“As long as you are proud you cannot know God. A proud man is always looking down on things and people: and, of course, as long as you are looking down, you cannot see something that is above you…
True humility is not thinking less of yourself, but thinking of yourself, less.”
C. S. Lewis
“Further, all of us should be kind and helpful to one another, and carry ourselves with humility: for God is set against the proud, but graciously favours the humble.”
1 Peter 5:5
And how did little Tim behave?” asked Mrs. Cratchit, when she had rallied Bob on his credulity, and Bob had hugged his daughter to his heart’s content.
“As good as gold,” said Bob, “and better. Somehow he gets thoughtful, sitting by himself so much, and thinks the strangest things you ever heard. He told me, coming home, that he hoped the people saw him in the church, because he was a cripple, and it might be pleasant to them to remember upon Christmas Day, who made lame beggars walk, and blind men see.”
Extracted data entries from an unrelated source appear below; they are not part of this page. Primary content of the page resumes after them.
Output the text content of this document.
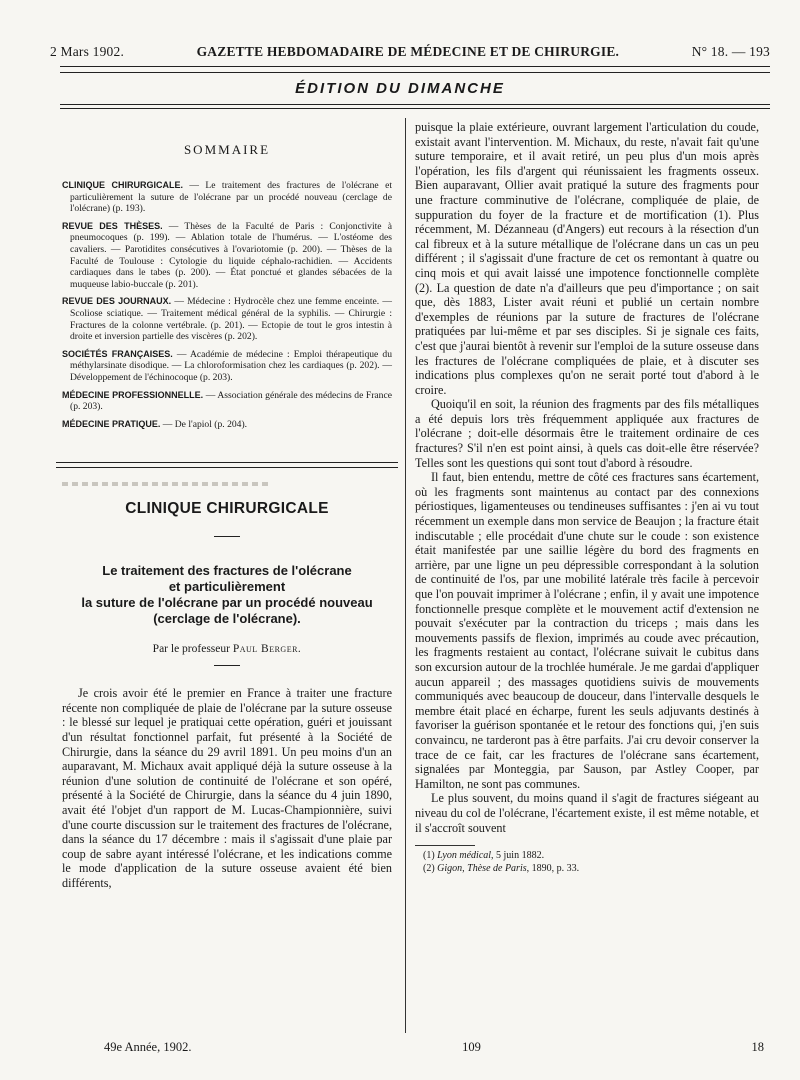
2 Mars 1902.	GAZETTE HEBDOMADAIRE DE MÉDECINE ET DE CHIRURGIE.	N° 18. — 193
ÉDITION DU DIMANCHE
SOMMAIRE

CLINIQUE CHIRURGICALE. — Le traitement des fractures de l'olécrane et particulièrement la suture de l'olécrane par un procédé nouveau (cerclage de l'olécrane) (p. 193).

REVUE DES THÈSES. — Thèses de la Faculté de Paris : Conjonctivite à pneumocoques (p. 199). — Ablation totale de l'humérus. — L'ostéome des cavaliers. — Parotidites consécutives à l'ovariotomie (p. 200). — Thèses de la Faculté de Toulouse : Cytologie du liquide céphalo-rachidien. — Accidents cardiaques dans le tabes (p. 200). — État ponctué et glandes sébacées de la muqueuse labio-buccale (p. 201).

REVUE DES JOURNAUX. — Médecine : Hydrocèle chez une femme enceinte. — Scoliose sciatique. — Traitement médical général de la syphilis. — Chirurgie : Fractures de la colonne vertébrale. (p. 201). — Ectopie de tout le gros intestin à droite et inversion partielle des viscères (p. 202).

SOCIÉTÉS FRANÇAISES. — Académie de médecine : Emploi thérapeutique du méthylarsinate disodique. — La chloroformisation chez les cardiaques (p. 202). — Développement de l'échinocoque (p. 203).

MÉDECINE PROFESSIONNELLE. — Association générale des médecins de France (p. 203).

MÉDECINE PRATIQUE. — De l'apiol (p. 204).

CLINIQUE CHIRURGICALE
Le traitement des fractures de l'olécrane
et particulièrement
la suture de l'olécrane par un procédé nouveau
(cerclage de l'olécrane).

Par le professeur Paul Berger.

Je crois avoir été le premier en France à traiter une fracture récente non compliquée de plaie de l'olécrane par la suture osseuse : le blessé sur lequel je pratiquai cette opération, guéri et jouissant d'un résultat fonctionnel parfait, fut présenté à la Société de Chirurgie, dans la séance du 29 avril 1891. Un peu moins d'un an auparavant, M. Michaux avait appliqué déjà la suture osseuse à la réunion d'une solution de continuité de l'olécrane et son opéré, présenté à la Société de Chirurgie, dans la séance du 4 juin 1890, avait été l'objet d'un rapport de M. Lucas-Championnière, suivi d'une courte discussion sur le traitement des fractures de l'olécrane, dans la séance du 17 décembre : mais il s'agissait d'une plaie par coup de sabre ayant intéressé l'olécrane, et les indications comme le mode d'application de la suture osseuse avaient été bien différents,

puisque la plaie extérieure, ouvrant largement l'articulation du coude, existait avant l'intervention. M. Michaux, du reste, n'avait fait qu'une suture temporaire, et il avait retiré, un peu plus d'un mois après l'opération, les fils d'argent qui réunissaient les fragments osseux. Bien auparavant, Ollier avait pratiqué la suture des fragments pour une fracture comminutive de l'olécrane, compliquée de plaie, de suppuration du foyer de la fracture et de mortification (1). Plus récemment, M. Dézanneau (d'Angers) eut recours à la résection d'un cal fibreux et à la suture métallique de l'olécrane dans un cas un peu différent ; il s'agissait d'une fracture de cet os remontant à quatre ou cinq mois et qui avait laissé une impotence fonctionnelle complète (2). La question de date n'a d'ailleurs que peu d'importance ; on sait que, dès 1883, Lister avait réuni et publié un certain nombre d'exemples de réunions par la suture de fractures de l'olécrane pratiquées par lui-même et par ses disciples. Si je signale ces faits, c'est que j'aurai bientôt à revenir sur l'emploi de la suture osseuse dans les fractures de l'olécrane compliquées de plaie, et à discuter ses indications plus complexes qu'on ne serait porté tout d'abord à le croire.

Quoiqu'il en soit, la réunion des fragments par des fils métalliques a été depuis lors très fréquemment appliquée aux fractures de l'olécrane ; doit-elle désormais être le traitement ordinaire de ces fractures? S'il n'en est point ainsi, à quels cas doit-elle être réservée? Telles sont les questions qui sont tout d'abord à résoudre.

Il faut, bien entendu, mettre de côté ces fractures sans écartement, où les fragments sont maintenus au contact par des connexions périostiques, ligamenteuses ou tendineuses suffisantes : j'en ai vu tout récemment un exemple dans mon service de Beaujon ; la fracture était indiscutable ; elle procédait d'une chute sur le coude : son existence était manifestée par une saillie légère du bord des fragments en arrière, par une ligne un peu dépressible correspondant à la solution de continuité de l'os, par une mobilité latérale très facile à percevoir que l'on pouvait imprimer à l'olécrane ; enfin, il y avait une impotence fonctionnelle presque complète et le mouvement actif d'extension ne pouvait s'exécuter par la contraction du triceps ; mais dans les mouvements passifs de flexion, imprimés au coude avec précaution, les fragments restaient au contact, l'olécrane suivait le cubitus dans son excursion autour de la trochlée humérale. Je me gardai d'appliquer aucun appareil ; des massages quotidiens suivis de mouvements communiqués avec beaucoup de douceur, dans l'intervalle desquels le membre était placé en écharpe, furent les seuls adjuvants destinés à favoriser la guérison spontanée et le retour des fonctions qui, j'en suis convaincu, ne tarderont pas à être parfaits. J'ai cru devoir conserver la trace de ce fait, car les fractures de l'olécrane sans écartement, signalées par Monteggia, par Sauson, par Astley Cooper, par Hamilton, ne sont pas communes.

Le plus souvent, du moins quand il s'agit de fractures siégeant au niveau du col de l'olécrane, l'écartement existe, il est même notable, et il s'accroît souvent

(1) Lyon médical, 5 juin 1882.

(2) Gigon, Thèse de Paris, 1890, p. 33.

49e Année, 1902.	109	18
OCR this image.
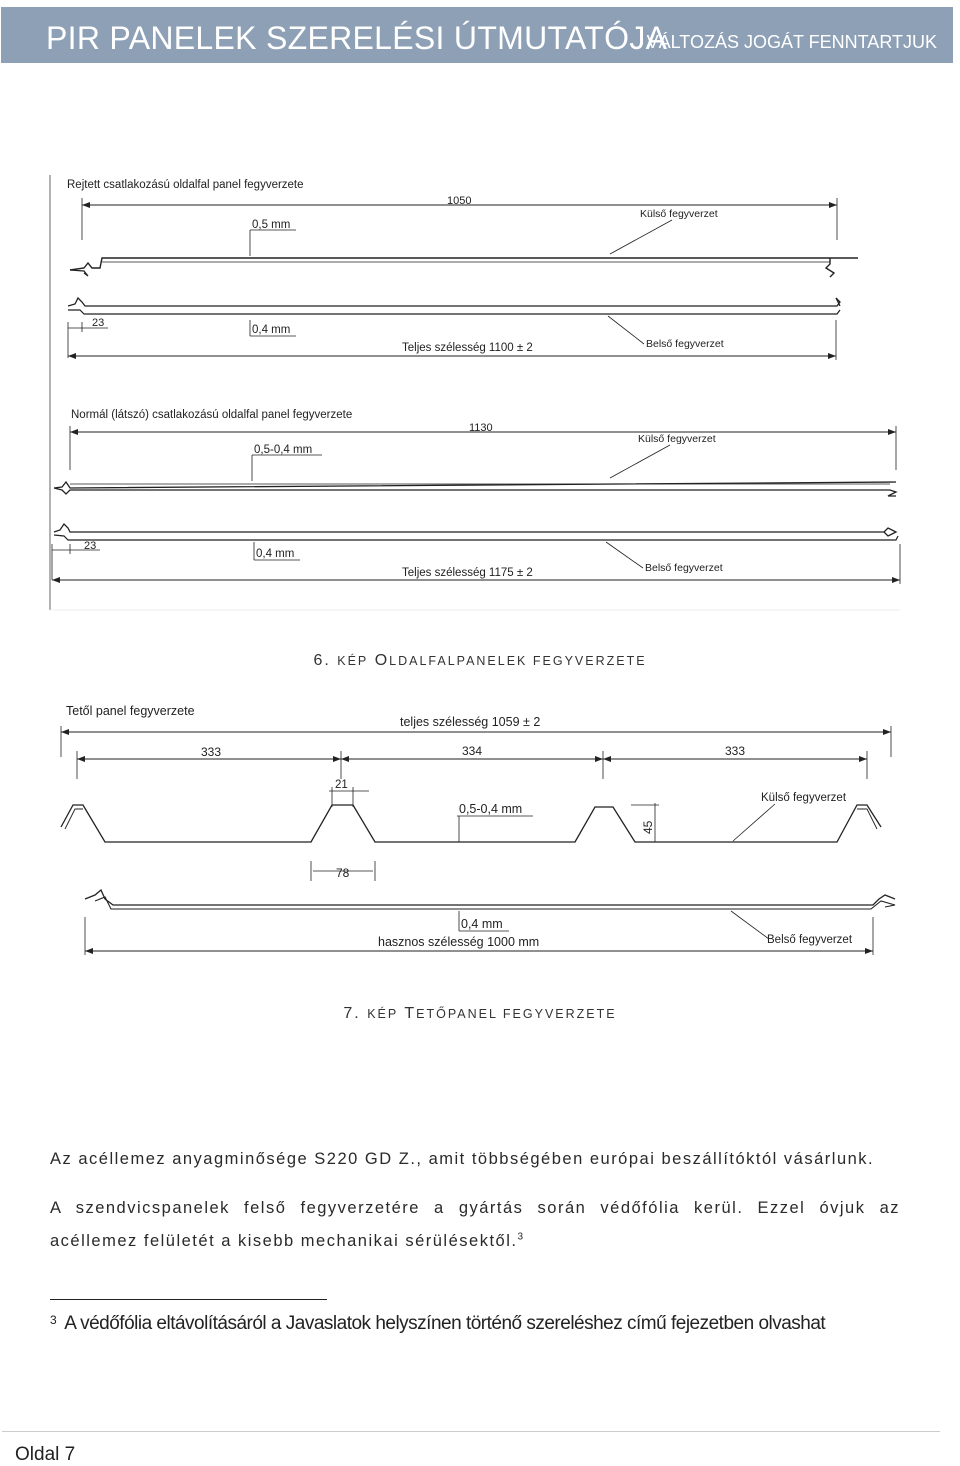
PIR PANELEK SZERELÉSI ÚTMUTATÓJA
VÁLTOZÁS JOGÁT FENNTARTJUK
Rejtett csatlakozású oldalfal panel fegyverzete
1050
0,5 mm
Külső fegyverzet
23
0,4 mm
Teljes szélesség 1100 ± 2	Belső fegyverzet
Normál (látszó) csatlakozású oldalfal panel fegyverzete
1130
0,5-0,4 mm
Külső fegyverzet
23
0,4 mm
Teljes szélesség 1175 ± 2	Belső fegyverzet
6. KÉP OLDALFALPANELEK FEGYVERZETE
Tetől panel fegyverzete
teljes szélesség 1059 ± 2
333	334	333
21
0,5-0,4 mm
45
Külső fegyverzet
78
0,4 mm
hasznos szélesség 1000 mm	Belső fegyverzet
7. KÉP TETŐPANEL FEGYVERZETE
Az acéllemez anyagminősége S220 GD Z., amit többségében európai beszállítóktól vásárlunk.
A szendvicspanelek felső fegyverzetére a gyártás során védőfólia kerül. Ezzel óvjuk az acéllemez felületét a kisebb mechanikai sérülésektől.$^3$
$^3$ A védőfólia eltávolításáról a Javaslatok helyszínen történő szereléshez című fejezetben olvashat
Oldal 7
Charles Dickens, A Christmas Carol
“It seems that under the overwhelming impact of rising power, humans are deprived of their inner independence and, more or less consciously, give up establishing an autonomous position toward the emerging circumstances. The fact that the foolish person is often stubborn must not blind us to the fact that he is not independent.
In conversation with him, one virtually feels that one is dealing not at all with him as a person, but with slogans, catchwords, and the like that have taken possession of him. He is under a spell, blinded, misused, and abused in his very being.
Having thus become a mindless tool, the foolish person will also be capable of any evil and at the same time incapable of seeing that it is evil. This is where the danger of diabolical misuse lurks, for it is this that can once and for all destroy human beings…
Only the humble believe in Him and rejoice that God is so free and so marvelous that He does wonders where people despair, that He takes what is little and lowly and makes it marvelous. And that is the wonder of all wonders, that God loves the lowly.
God is not ashamed of the lowliness of human beings. God marches right in. He chooses people as his instruments and performs his wonders where one would least expect them. God is near to lowliness; He loves the lost, the neglected, the unseemly, the excluded, the weak and broken…
In the Incarnation the whole human race recovers the dignity of the image of God. Thereafter, any attack even on the least of men is an attack on Christ, who took on the form of man, and in his own Person restored the image of God in all.
Through our relationship with the Incarnation, we recover our true humanity, and at the same time are delivered from that perverse individualism which is the consequence of sin, and recover our solidarity with all mankind.”
“And so Jesus gave us a new norm of greatness. If you want to be important—wonderful. If you want to be recognized—wonderful. If you want to be great—wonderful. But recognize that he who is greatest among you shall be your servant.
That’s a new definition of greatness. And this morning, the thing that I like about it: by giving that definition of greatness, it means that everybody can be great, because everybody can serve.”